Well, for starters, there’s about a hundred stiffening devices to add to the car with more roll than a bakery. Surprisingly, the engine in a Toyota Prius is already equipped with a cold air intake to improve gas mileage. However, the stock air filter sucks. Or, I guess, doesn’t suck, it chokes. A lot of people driving a Prius have noticed that the car “hesitates” when you floor it. I used to think this hesitation was just the computer trying to decide how to best accelerate, gas/electric/both. Nope. Tired of having to go to Toyota for an air filter, I installed a K&N performance air filter. The hesitation completely went away. Just like that. (Which means, as little air as the Toyota Prius uses, the stock air filter somehow manages to not even provide it with that much.)
That’s just to make the Prius drivable. Now to counter (as best as possible at least) the bad effects of trac. First, don’t lose traction. So the best tires that money can buy are in order. And second, prepare for the wrath of trac + HSD. Get yourself better brakes. With the braking system of the Prius as goofy as it is (you’ll definitely need a dealer or major Toyota shop to help you as a special tool is needed to work on the brakes because of a highly complex valve system that needs a computer to operate) I’m really not sure if you can put better calipers in play or not. But there are at least better performing brake pads that you can get. Anything is better than nothing.
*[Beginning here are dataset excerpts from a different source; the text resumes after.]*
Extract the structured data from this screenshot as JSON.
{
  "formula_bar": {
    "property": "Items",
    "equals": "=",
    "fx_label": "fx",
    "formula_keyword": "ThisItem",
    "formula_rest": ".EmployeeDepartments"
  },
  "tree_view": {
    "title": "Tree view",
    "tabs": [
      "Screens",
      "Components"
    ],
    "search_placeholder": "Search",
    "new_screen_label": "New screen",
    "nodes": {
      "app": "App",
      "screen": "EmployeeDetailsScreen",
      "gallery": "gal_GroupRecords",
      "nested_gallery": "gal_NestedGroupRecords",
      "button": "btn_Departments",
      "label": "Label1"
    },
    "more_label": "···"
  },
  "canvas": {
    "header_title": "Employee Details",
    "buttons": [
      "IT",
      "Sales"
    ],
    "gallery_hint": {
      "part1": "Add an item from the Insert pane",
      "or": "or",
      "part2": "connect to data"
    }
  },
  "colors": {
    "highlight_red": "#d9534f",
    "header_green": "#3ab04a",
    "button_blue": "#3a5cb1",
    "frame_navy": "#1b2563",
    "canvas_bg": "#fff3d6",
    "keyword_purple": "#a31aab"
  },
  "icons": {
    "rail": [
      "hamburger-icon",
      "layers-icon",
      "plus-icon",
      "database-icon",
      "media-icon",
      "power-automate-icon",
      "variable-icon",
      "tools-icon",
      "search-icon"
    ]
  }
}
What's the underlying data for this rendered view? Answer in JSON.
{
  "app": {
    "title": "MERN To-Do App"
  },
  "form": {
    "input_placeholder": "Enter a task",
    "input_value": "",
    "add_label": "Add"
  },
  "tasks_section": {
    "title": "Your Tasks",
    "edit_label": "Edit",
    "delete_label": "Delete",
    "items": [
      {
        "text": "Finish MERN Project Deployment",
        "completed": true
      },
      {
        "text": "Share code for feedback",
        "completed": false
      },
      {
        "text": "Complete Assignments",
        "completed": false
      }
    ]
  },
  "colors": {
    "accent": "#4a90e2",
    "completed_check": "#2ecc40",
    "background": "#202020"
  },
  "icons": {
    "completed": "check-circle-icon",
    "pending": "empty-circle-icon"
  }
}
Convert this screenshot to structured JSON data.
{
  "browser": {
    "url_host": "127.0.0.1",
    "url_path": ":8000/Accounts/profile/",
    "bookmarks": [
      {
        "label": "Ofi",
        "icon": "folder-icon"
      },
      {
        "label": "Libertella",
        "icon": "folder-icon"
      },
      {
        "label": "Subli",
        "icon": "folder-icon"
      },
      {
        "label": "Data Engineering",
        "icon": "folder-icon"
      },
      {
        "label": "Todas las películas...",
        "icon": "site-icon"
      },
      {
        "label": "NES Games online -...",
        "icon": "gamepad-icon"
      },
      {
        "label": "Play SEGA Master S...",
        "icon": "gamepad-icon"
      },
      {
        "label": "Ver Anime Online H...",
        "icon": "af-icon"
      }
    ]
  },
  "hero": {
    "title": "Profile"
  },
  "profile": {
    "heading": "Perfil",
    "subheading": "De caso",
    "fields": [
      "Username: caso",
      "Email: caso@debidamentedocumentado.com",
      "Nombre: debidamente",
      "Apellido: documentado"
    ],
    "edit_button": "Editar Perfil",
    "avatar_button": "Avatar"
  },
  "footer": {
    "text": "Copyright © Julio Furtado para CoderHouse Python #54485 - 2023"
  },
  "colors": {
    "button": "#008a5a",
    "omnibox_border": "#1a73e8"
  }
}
And if any driver needs to know their vehicle, a Toyota Prius autocross racer especially needs to really know their car. Because you’re going to have to push – but never cross – that very fine line of traction to keep trac from kicking in. Because once it does, you’re losing pretty much your whole engine and your braking force. You’re losing time at the very least, and possibly going out of the cones (or even out of control if you’re in the middle of a tricky maneuver) when the trac hits the fan.
And if you can afford it, you’ll be much happier to race your Prius if you turn it into a plug-in hybrid. You know, that costly mod where you fill the storage space under the trunk with batteries to jump the capacity of the high voltage battery? Yeah. Because nothing says pep in a Prius like green bars. Not only do you increase your HV capacity, but you also give yourself the ability to top it up at will. Which will do wonders for you, more so than anything you can try to do to increase engine performance. (Not that you shouldn’t try, but hybrids have priorities, and for once the gas engine isn’t the priority in a race car.)
All-in-all, for a car as heavily related to the Toyota Matrix as the Toyota Prius is, it’s a very different animal. Which is a real shame. Toyota could have just gone the other way and made one truly excellent car. Maybe one year…
My sincere hope is that other hybrids don’t suffer the racing ignominy that the Toyota Prius does. Besides making for some unsafe driving from the day-to-day commute, it makes for a lousy race. But the performance potentials of hybrids just blow pure gas engines away. Electric motors really offer a lot, in acceleration, and in braking. We’re still on the dawn of the Day of the Hybrid, and one day soon we’ll see just how sexy hybrid can be.